Отъезд из дома, где я родился и провел семнадцать лет: своей единственной и неповторимой жизни - от первого крика до первой любви, где было пережито столько милого, трогательного, больного и страшного: ночной солдат, ворвавшийся в сон, голос Верони: "Спи, маленький!" - попытки дружб и прикипевшие к груди плевки, сумасшедшие паровозные гудки в мартовской черноте; где я начал писать, бросил и снова начал, уже навсегда, - оказался сух и холоден, без прощальных слов, без раскаяния и сожалений, неотделимых от всякого расставания. Мы уезжали днем, когда взрослые жильцы были на работе, а дети в школе. С Толькой Соленковым мы давно порвали. Без ссоры и объяснений, просто нам нечего стало делать друг с другом. Во дворе мои несостоявшиеся дружбы и забытые вражды тоже давно кончились, я ходил через парадный ход, а черный ход, дворы и Армянский переулок стали не нужны. Покидая свою комнату, я посмотрел в окно на помойку, голубятню, общую плоскую крышу дровяных сараев - ничто не шелохнулось в душе. Церковь Николы в Столпах, где было столько намолено, давно уже закрыли два надстроечных этажа нашего дома, какое-то время торчала верхушка креста центрального купола, затем и она исчезла - церковь снесли. Никакой печали, ни тени лирического чувства я не испытал - этот мир давно изжил себя; те же, кого я любил, уезжали вместе со мной, а Катя останется в нашей жизни.

Через год после окончания школы я побывал в своей старой квартире и удивился, как она мала, темна, тесна и убога. Но так и обычно бывает при свидании с родным пепелищем. Меня послала мама с каким-то поручением к Кате. Поскольку я хотел заглянуть на книжный развал у Китайской стены, мне удобней было пройти черным ходом. Без всякого волнения спустился я по знакомой каждой щербатой ступенькой грязной лестнице.

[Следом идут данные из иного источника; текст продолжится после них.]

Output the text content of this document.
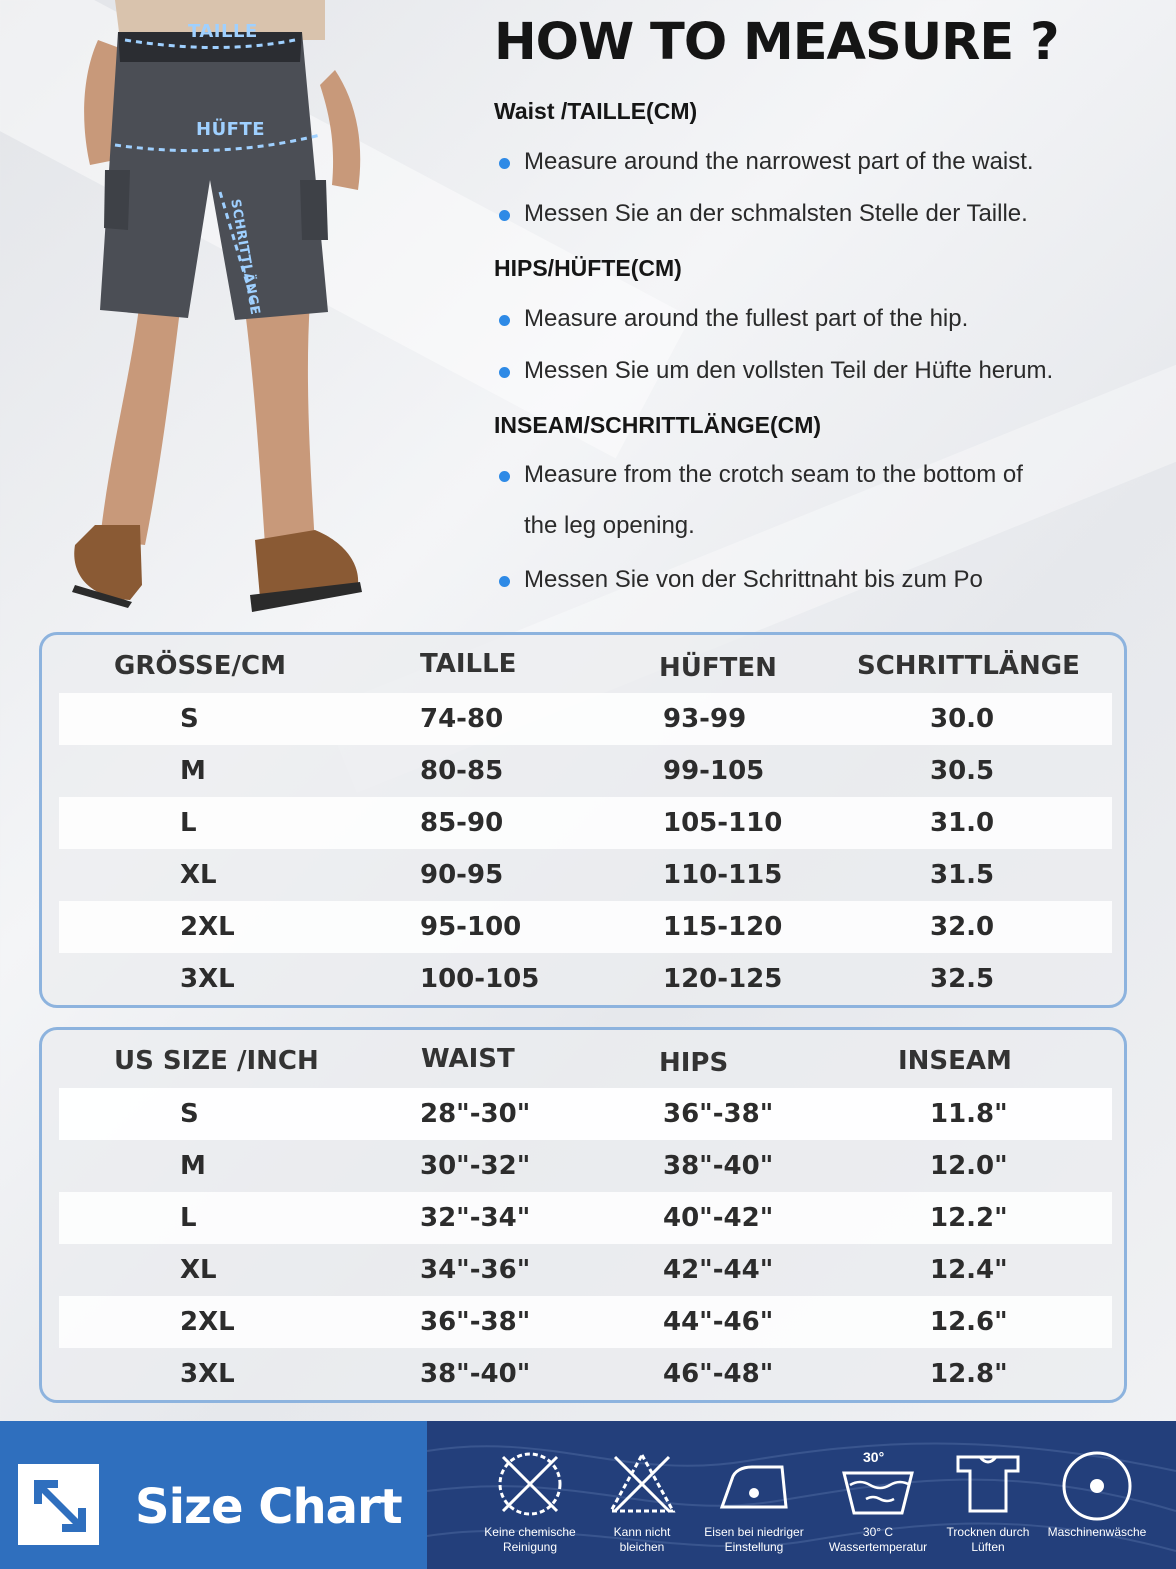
TAILLE
HÜFTE
SCHRITTLÄNGE
HOW TO MEASURE ?

Waist /TAILLE(CM)

Measure around the narrowest part of the waist.
Messen Sie an der schmalsten Stelle der Taille.

HIPS/HÜFTE(CM)

Measure around the fullest part of the hip.
Messen Sie um den vollsten Teil der Hüfte herum.

INSEAM/SCHRITTLÄNGE(CM)

Measure from the crotch seam to the bottom of
the leg opening.
Messen Sie von der Schrittnaht bis zum Po
GRÖSSE/CM	TAILLE	HÜFTEN	SCHRITTLÄNGE
S	74-80	93-99	30.0
M	80-85	99-105	30.5
L	85-90	105-110	31.0
XL	90-95	110-115	31.5
2XL	95-100	115-120	32.0
3XL	100-105	120-125	32.5
US SIZE /INCH	WAIST	HIPS	INSEAM
S	28"-30"	36"-38"	11.8"
M	30"-32"	38"-40"	12.0"
L	32"-34"	40"-42"	12.2"
XL	34"-36"	42"-44"	12.4"
2XL	36"-38"	44"-46"	12.6"
3XL	38"-40"	46"-48"	12.8"
Size Chart	Keine chemische
Reinigung
Kann nicht
bleichen
Eisen bei niedriger
Einstellung
30°
30° C
Wassertemperatur
Trocknen durch
Lüften
Maschinenwäsche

На коротком пути к подворотне дорогу мне заступил невысокий франтоватый молодой человек в белых перчатках. Я не узнал его, а догадался, что это Женька Мельников, лишь когда он схватил меня за лацкан пальто и с каким-то присвистом высказался по национальному вопросу.

Боже мой, какая духота! За прошедшие годы столько было страшного, столько людей ушло в смерть, в никуда, столько пролито слез, и другое было: минули детство и школа, пришла пора пусть не мятежной, пусть взявшей "на прикус серебристую мышь" юности, да ведь юности, черт побери! А здесь ничего не изменилось, не сдвинулось, те же тухлые стоячие воды. Часто удивляются: откуда берется фашизм? Да ниоткуда он не берется, он всегда есть, как есть холера и чума, только до поры не видны, он всегда есть, ибо есть охлос, люмпены, городская протерь и саблезубое мещанство, терпеливо выжидающее своего часа. Настал час - и закрутилась чумная крыса, настал час - и вырвался из подполья фашизм, уже готовый к действию.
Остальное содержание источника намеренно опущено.